Suppose that $(u_1,\ldots, u_m, v_1, \ldots, v_n)$ is linearly independent. Prove that $W_1 ∩ W_2 = \{0\}$.

Question

Let $V$ be a real vector space and $W_1$ and $W_2$ two finite dimensional subspaces. Let $(u_1,\ldots, u_m)$ be a basis for $W_1$ and $(v_1,\ldots, v_n)$ be a basis for $W2$.

Suppose that $(u_1,\ldots, u_m, v_1,\ldots, v_n)$ is linearly independent. Prove that $W_1 ∩ W_2 = \{0\}$.

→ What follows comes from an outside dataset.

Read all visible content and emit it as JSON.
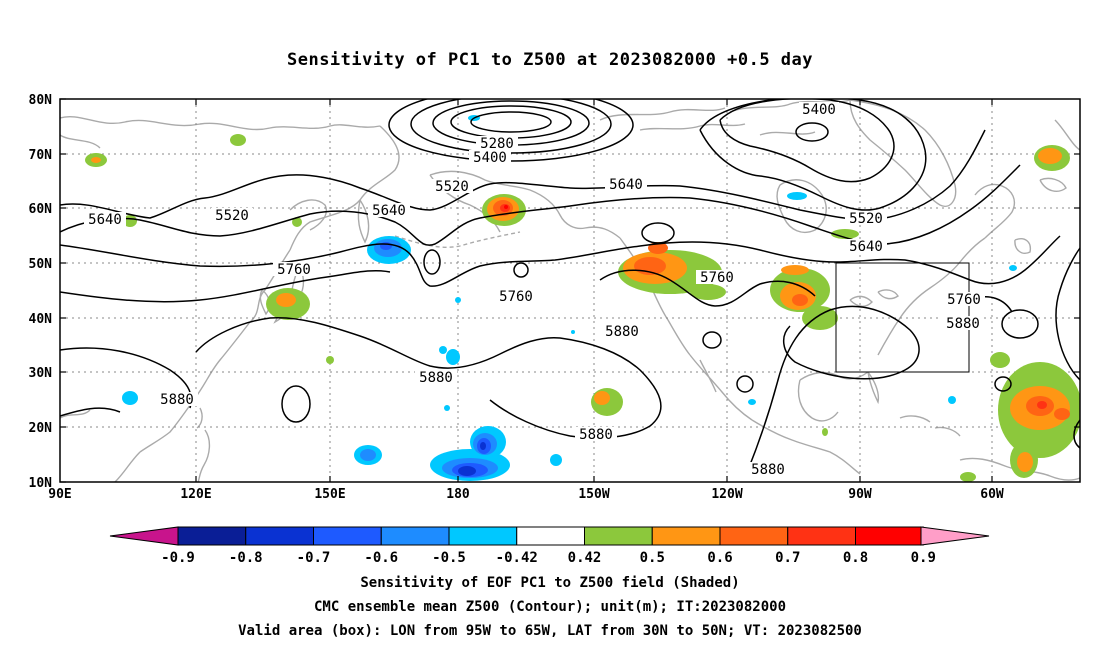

I know that if $w ∈ W_1 ∩ W_2$, then $w$ is a linear combination of the $u_i$ and also a linear combination of the $v_j$). I am however not sure how to proceed next.

Answer 1

Since $w$ is a linear combination of the $u_i$'s and also of the $v_j$'s, then you have$$w=\alpha_1u_1+\cdots+\alpha_mu_m=\beta_1v_1+\cdots+\beta_nv_n.$$But then$$\alpha_1u_1+\cdots+\alpha_mu_m-\beta_1v_1-\cdots-\beta_nv_n=0.$$Therefore, the linear independence implies that all coefficients are $0$. In particular, $w=0$.